Sunday, March 17, 2019



Australian government urged to shut down Milo Yiannopoulos after Christchurch massacre

This is a typical despicable Leftist attempt to blame uninvolved others for the deeds of one man.  It all hinges on the Leftist inability to see people as individuals.  Leftists see people only as group members and reserve to themselves the right to say who belongs in which group.  It would not be stretching their logic too far to say that Tarrant was born in Australia so  therefore all Australians (including members of the Labor party!) bear a responsibility for his Christchurch attack. 

I wouldn't be surprised if some Leftists do assert that.  They might say (they do say) that Australia is racist and Tarrant was therefore simply expressing Australian racism

The claim below that what Leftists call "hate speech" leads to terrorist acts such as Tarrant's is an empty assertion untethered to any evidence.  David Hume pointed out a couple of hundred years ago that to identify a cause you have to have constant conjunction between the cause and the effect.  And there is no conjunction at all between what Leftists call "hate speech" and  acts of terrorism by whites.  Tens of millions of whites have heard words such as those by Yiannopoulos so where are are the acts of terrorism connected to them?  The usual reaction to Yiannopoloulos is no reaction other than, perhaps, a nod of the head. 

If there are ten million instances of a "cause" NOT leading to an alleged effect, that destroys the causal claim.  The effect needs something else to cause it.  In Tarrant's case, he seems to have seen a lot of the effects of Jihadi attacks during his extensive travels and that has enraged him.



The Australian government has been told it must cancel the visa for far-right speaker Milo Yiannopoulos following the Christchurch terrorist attack, with opposition frontbencher Tony Burke saying far-right extremism should be treated in the same way as other forms of terrorism.

The immigration minister, David Coleman, personally approved Yiannopoulos’s visa last week, against advice from the Department of Home Affairs, which earlier told Yiannopoulos he may fail the character test to enter Australia.

Burke, who is Labor’s spokesman for citizenship and multiculturalism, said rules around banning people who could be seen as supporting terrorism should be applied to all extremist ideologies.

“If someone wants to come to Australia and we know that they’ve been speaking in support of values that have given rise to other forms of terrorism, we don’t give them a visa,” Burke told ABC24.

“Only a few days ago, the government intervened against the department to provide a visa for someone to have a tour here in Australia to whip up hatred against Muslims.

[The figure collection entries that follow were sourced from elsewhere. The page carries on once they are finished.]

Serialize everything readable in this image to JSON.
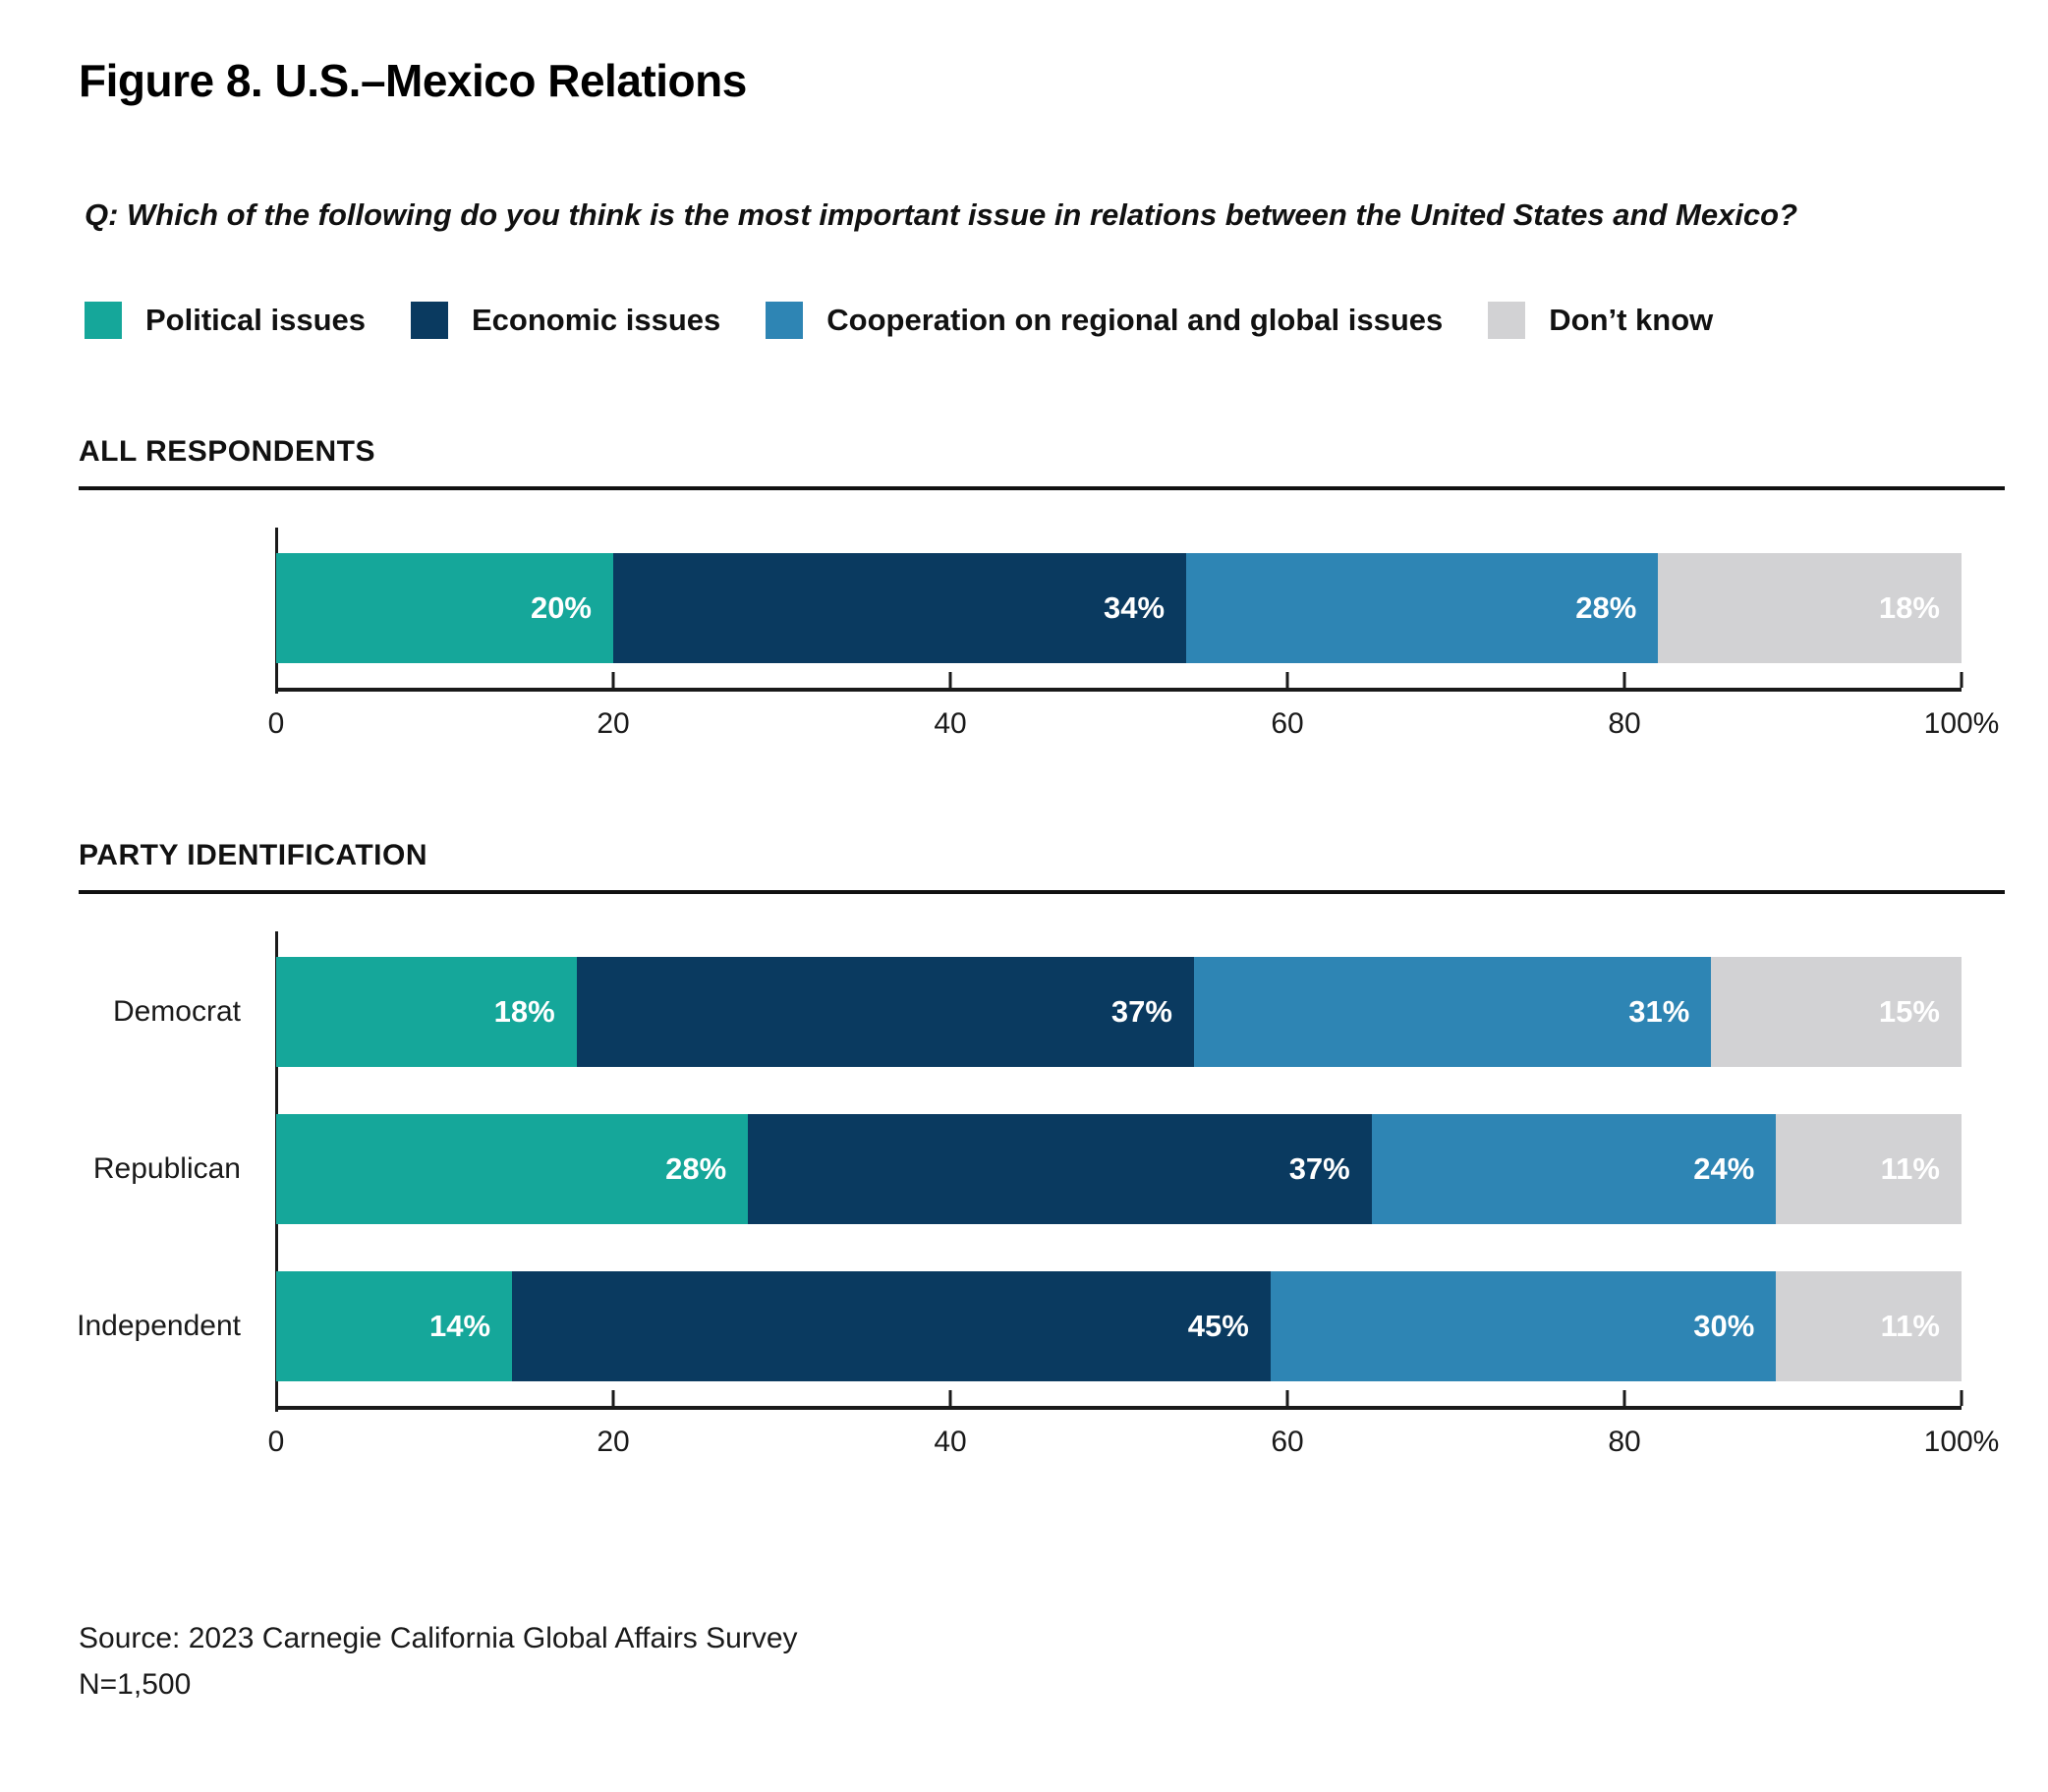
{
  "title": "Figure 8. U.S.–Mexico Relations",
  "question": "Q: Which of the following do you think is the most important issue in relations between the United States and Mexico?",
  "legend": [
    {
      "label": "Political issues",
      "color": "#15A79A"
    },
    {
      "label": "Economic issues",
      "color": "#0A3A60"
    },
    {
      "label": "Cooperation on regional and global issues",
      "color": "#2E85B4"
    },
    {
      "label": "Don’t know",
      "color": "#D2D2D4"
    }
  ],
  "source": {
    "line1": "Source: 2023 Carnegie California Global Affairs Survey",
    "line2": "N=1,500"
  },
  "chart_data": {
    "type": "bar",
    "stacked": true,
    "orientation": "horizontal",
    "title": "Figure 8. U.S.–Mexico Relations",
    "xlabel": "",
    "ylabel": "",
    "xlim": [
      0,
      100
    ],
    "x_ticks": [
      "0",
      "20",
      "40",
      "60",
      "80",
      "100%"
    ],
    "grid": false,
    "legend_position": "top",
    "series_names": [
      "Political issues",
      "Economic issues",
      "Cooperation on regional and global issues",
      "Don’t know"
    ],
    "colors": [
      "#15A79A",
      "#0A3A60",
      "#2E85B4",
      "#D2D2D4"
    ],
    "value_suffix": "%",
    "panels": [
      {
        "section_label": "ALL RESPONDENTS",
        "rows": [
          {
            "label": "",
            "values": [
              20,
              34,
              28,
              18
            ]
          }
        ]
      },
      {
        "section_label": "PARTY IDENTIFICATION",
        "rows": [
          {
            "label": "Democrat",
            "values": [
              18,
              37,
              31,
              15
            ]
          },
          {
            "label": "Republican",
            "values": [
              28,
              37,
              24,
              11
            ]
          },
          {
            "label": "Independent",
            "values": [
              14,
              45,
              30,
              11
            ]
          }
        ]
      }
    ]
  }
}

I would be stunned if the government goes ahead with that visa.”

The department has the ability to block a visa from a person on character grounds if it perceives there’s a risk they will commit a crime, harass people, vilify a segment of the Australian community or incite discord.

Recent speaking tours of US whistleblower Chelsea Manning and British conspiracy theorist and anti-semite David Icke were blocked after their visas were rejected on character grounds.

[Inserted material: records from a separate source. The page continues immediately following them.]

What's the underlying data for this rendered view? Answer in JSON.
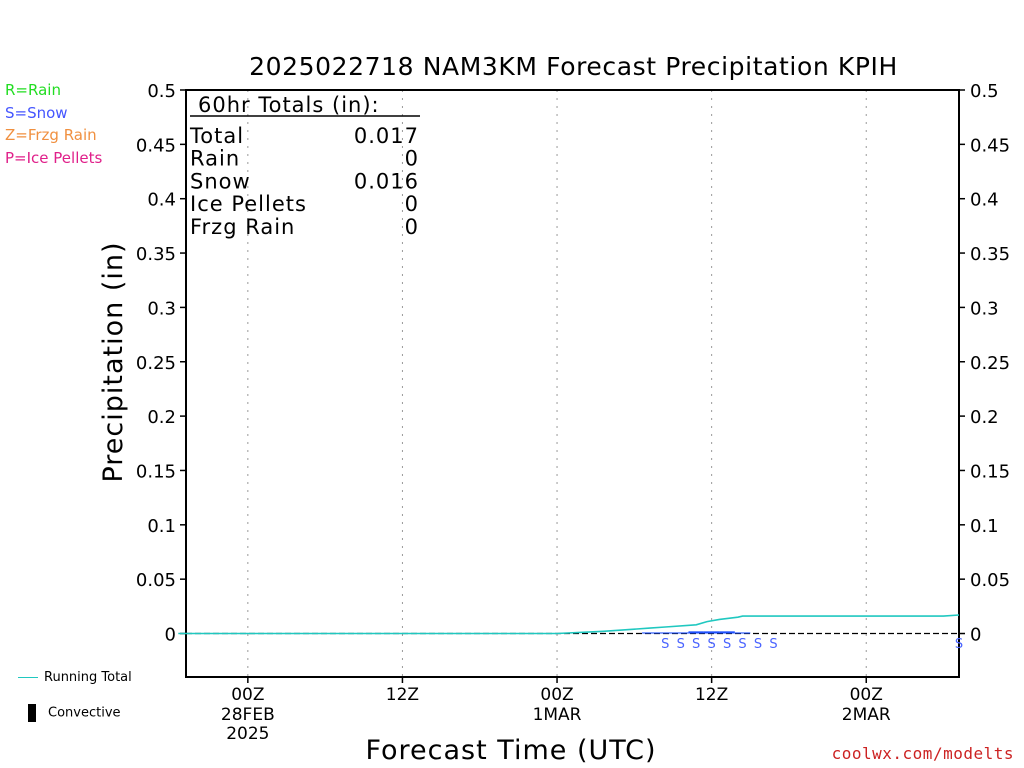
{
  "chart_data": {
    "type": "area",
    "title": "2025022718 NAM3KM Forecast Precipitation KPIH",
    "xlabel": "Forecast Time (UTC)",
    "ylabel": "Precipitation (in)",
    "ylim": [
      -0.04,
      0.5
    ],
    "yticks": [
      "0",
      "0.05",
      "0.1",
      "0.15",
      "0.2",
      "0.25",
      "0.3",
      "0.35",
      "0.4",
      "0.45",
      "0.5"
    ],
    "yticks_right": [
      "0",
      "0.05",
      "0.1",
      "0.15",
      "0.2",
      "0.25",
      "0.3",
      "0.35",
      "0.4",
      "0.45",
      "0.5"
    ],
    "xlim_hours": [
      -4,
      46
    ],
    "x_units": "hours from 00Z 28FEB 2025",
    "xticks": [
      {
        "hour": 0,
        "label": "00Z",
        "sub1": "28FEB",
        "sub2": "2025"
      },
      {
        "hour": 10,
        "label": "12Z",
        "sub1": "",
        "sub2": ""
      },
      {
        "hour": 20,
        "label": "00Z",
        "sub1": "1MAR",
        "sub2": ""
      },
      {
        "hour": 30,
        "label": "12Z",
        "sub1": "",
        "sub2": ""
      },
      {
        "hour": 40,
        "label": "00Z",
        "sub1": "2MAR",
        "sub2": ""
      }
    ],
    "grid": "vertical dotted",
    "totals": {
      "header": "60hr Totals (in):",
      "rows": [
        {
          "label": "Total",
          "value": "0.017"
        },
        {
          "label": "Rain",
          "value": "0"
        },
        {
          "label": "Snow",
          "value": "0.016"
        },
        {
          "label": "Ice Pellets",
          "value": "0"
        },
        {
          "label": "Frzg Rain",
          "value": "0"
        }
      ]
    },
    "series": [
      {
        "name": "Running Total",
        "color": "#20c8c0",
        "x": [
          -4.5,
          20,
          23,
          26,
          27,
          29,
          29.7,
          30.5,
          31.7,
          32,
          40,
          45,
          46
        ],
        "values": [
          0,
          0,
          0.002,
          0.005,
          0.006,
          0.008,
          0.011,
          0.013,
          0.015,
          0.016,
          0.016,
          0.016,
          0.017
        ]
      },
      {
        "name": "Snow",
        "color": "#1e50ff",
        "x": [
          26,
          27,
          28,
          29,
          30,
          31,
          32
        ],
        "values": [
          0.001,
          0.001,
          0.001,
          0.002,
          0.002,
          0.002,
          0.001
        ]
      }
    ],
    "ptype_markers": {
      "symbol": "S",
      "color": "#4a64ff",
      "hours": [
        27,
        28,
        29,
        30,
        31,
        32,
        33,
        34,
        46
      ]
    },
    "type_legend": [
      {
        "text": "R=Rain",
        "color": "#22dd22"
      },
      {
        "text": "S=Snow",
        "color": "#4455ff"
      },
      {
        "text": "Z=Frzg Rain",
        "color": "#f09040"
      },
      {
        "text": "P=Ice Pellets",
        "color": "#e0208a"
      }
    ],
    "bottom_legend": [
      {
        "text": "Running Total",
        "symbol": "line",
        "color": "#20c8c0"
      },
      {
        "text": "Convective",
        "symbol": "bar",
        "color": "#000000"
      }
    ],
    "credit": "coolwx.com/modelts",
    "credit_color": "#cc2222"
  }
}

“We knock back people all the time with respect to other forms of hatred that have been consistent with what has resulted in terrorism actions,” Burke said. “We need to make sure the full force of the law treats this as the same as any other form of terrorism.”

Guardian Australia contacted Coleman’s office to ask if Yiannopoulos’s visa would be revoked after the Christchurch attack and did not receive an immediate response.

The prime minister, Scott Morrison, has called Friday’s massacre a “violent, extremist, right-wing terrorist attack” and also condemned comments from Queensland senator Fraser Anning, saying that “blaming the murderous attacks by a violent, right-wing, extremist terrorist in New Zealand on immigration are disgusting”.

“Those views have no place in Australia, let alone the Australian parliament,” Morrison said.

The Labor foreign affairs spokeswoman, Penny Wong, said Anning did not represent Australia.

Burke also criticised Anning’s comments but said: “the normalisation of bigotry is something that is not only confined to him.”

He said the use of hate speech was connected to violence and extremism and should be taken more seriously.

“There’s been an attempt in Australia by many people to normalise hate speech,” Burke said. “We get told, ‘Oh, it’s just freedom of speech’.”

He said that view had been pushed by “some [television] networks” and said the normalisation of hate speech was “not the whole story of what’s happened, but there is no doubt it is part of it”.

The Australian man charged with murder over the Christchurch attack was not on a terrorist watchlist, and Burke said it was possible that “up until now, many people would not have viewed this form of extremism as being as dangerous to people as every other form of extremism”.

“Anyone who had that doubt, that doubt finished yesterday,” he said.

SOURCE  

2 comments:

Bill R. said...

The NZ shooter may have been a "White Supremacist" but his political philosophy was far, far left. I urge people to not allow the media to write the narrative on this, they have an agenda.

Anonymous said...

Here's a glimpse of Australia under a Labor Government.
No-one who refused to toe the party line will be allowed into the country.